The fintech sector might be beaten down, but the sector is finally showing signs of revival. Numerous sector participants hit speed bumps over the last few months leading to significantly lowered valuations.
For its part, LendingClub (NYSE:LC) remains under extreme pressure as the company deals with the fallout of the CEOs departure due to lack of internal controls. The stock has rebounded to the $5 level as Q2 comes to a close and key loan origination volumes show improvements, though down from the fast growth.
The question now is whether investors should continue buying LendingClub despite the nearly 40% gains from the death watch price in mid-May?
Internal data from LendingClub, a securitization from fellow fintech player SoFi, and a retail investor survey all provided positive signs that the late Spring freeze in the sector is starting to thaw.
Data from Goldman Sachs (NYSE:GS) suggests that a May swoon in LendingClub retail funded loans is now stabilizing close to flat over the prior year. The amount is still a sharp decline from the prior growth rates, but stability will allow the platform to start moving back to normal.
In total, the analyst forecasts that Q2 originations on the LendingClub platform will only grow 5% YoY. Such a low growth rate will pressure the revenue estimates. The online P2P lender obtained over 80% of revenues via the transaction fees of loan originations during Q1.
Possibly the most interesting news of the week is that SoFi completed a $380 million securitization that included 28 investors. The deal had investor demand for nearly 3x the amount suggesting that institutional investor demand for at least highly rated online loans is returning.
Kroll Bond Rating Agency gave the bonds a single-A rating. The one downside is that the demand doesn't clarify whether institutions are willing to invest in the more risky loans that LendingClub lists as Grade C or below that account for roughly 50% of the originated loans in past periods.
An AlphaWise survey of retail sentiment suggests that 70% of respondents plan to increase investments in loans on the LendingClub platform with only 18% planning to discontinue investments. More importantly, 23% of respondents expect to stop investing on a temporary basis suggesting that retail investment appetite is due to rebound.
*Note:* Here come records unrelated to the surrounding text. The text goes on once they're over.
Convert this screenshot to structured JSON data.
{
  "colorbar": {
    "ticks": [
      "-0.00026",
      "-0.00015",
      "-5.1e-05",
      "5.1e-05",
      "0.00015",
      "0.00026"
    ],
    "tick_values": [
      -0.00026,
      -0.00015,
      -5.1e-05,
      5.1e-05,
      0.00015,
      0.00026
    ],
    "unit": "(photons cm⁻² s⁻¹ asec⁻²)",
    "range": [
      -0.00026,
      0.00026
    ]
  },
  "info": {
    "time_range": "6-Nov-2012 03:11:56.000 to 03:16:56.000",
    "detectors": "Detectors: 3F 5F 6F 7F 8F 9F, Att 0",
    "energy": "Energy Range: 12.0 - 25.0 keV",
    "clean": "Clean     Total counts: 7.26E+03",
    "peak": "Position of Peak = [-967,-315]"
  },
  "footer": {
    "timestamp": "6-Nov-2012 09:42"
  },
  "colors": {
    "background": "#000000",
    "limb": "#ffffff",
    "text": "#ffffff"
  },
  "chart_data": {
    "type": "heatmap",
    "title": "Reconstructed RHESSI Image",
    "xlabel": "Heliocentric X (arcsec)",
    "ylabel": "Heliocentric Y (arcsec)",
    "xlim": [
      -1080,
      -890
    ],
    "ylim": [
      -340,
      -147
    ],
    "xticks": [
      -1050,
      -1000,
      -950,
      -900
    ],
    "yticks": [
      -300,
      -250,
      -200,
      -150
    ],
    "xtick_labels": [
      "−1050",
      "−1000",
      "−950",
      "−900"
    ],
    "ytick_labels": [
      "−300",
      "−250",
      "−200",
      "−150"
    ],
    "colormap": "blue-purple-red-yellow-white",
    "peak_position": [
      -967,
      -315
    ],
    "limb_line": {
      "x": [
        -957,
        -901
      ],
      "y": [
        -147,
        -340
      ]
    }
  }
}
All of these data points are further signs that the top players in the sector can thrive in the future as the dust settles.
Difficult To Value
The biggest issue with valuing LendingClub is the current disruption to the business model doesn't provide a clear view of the future. If the company generated $85.6 million in transaction fees last Q2, the market should expect roughly $90.0 million in fees this quarter based on only a 5% increase in originations.
The good news is that other revenues should more approximate the recent Q1 totals with servicing fees likely above the $16.9 million due to a higher balance in the servicing portfolio. Assuming management fees and other revenue stays the same sequentially at $9.8 million, Q2 revenues would reach $116.7 million.
The company had operating revenues of $96.9 million during last Q2 so possibly LendingClub ends up with 20% revenue growth. The growth rate will slide going forward unless originations improve.
So if loan demand is rebounding, investors get a stock with an enterprise value of roughly $1 billion with a big asterisk as the $868 million cash balance is at risk in short-term loan purchases. Of course, based on historical loan performance, LendingClub will actually make a profit on these loans temporarily held for sale.
If revenues reach $500 million for the year, investors get the stock for an enterprise value of roughly 2x the revenue run rate.
Lots of risk still exists as the company remains under regulatory scrutiny and the new CEO has yet to get out in front of the investment community. The stock though remains a bargain below $5 as the fintech sector starts showing signs of improvement.
Investors might want to hold dry powder in case LendingClub's stock sees another blip, but the recommendation is to build a position or maintain the one previously built on the death watch price from last month.
Disclosure: I/we have no positions in any stocks mentioned, but may initiate a long position in LC over the next 72 hours.
I wrote this article myself, and it expresses my own opinions. I am not receiving compensation for it (other than from Seeking Alpha). I have no business relationship with any company whose stock is mentioned in this article.
Additional disclosure: The information contained herein is for informational purposes only. Nothing in this article should be taken as a solicitation to purchase or sell securities. Before buying or selling any stock you should do your own research and reach your own conclusion or consult a financial advisor. Investing includes risks, including loss of principal.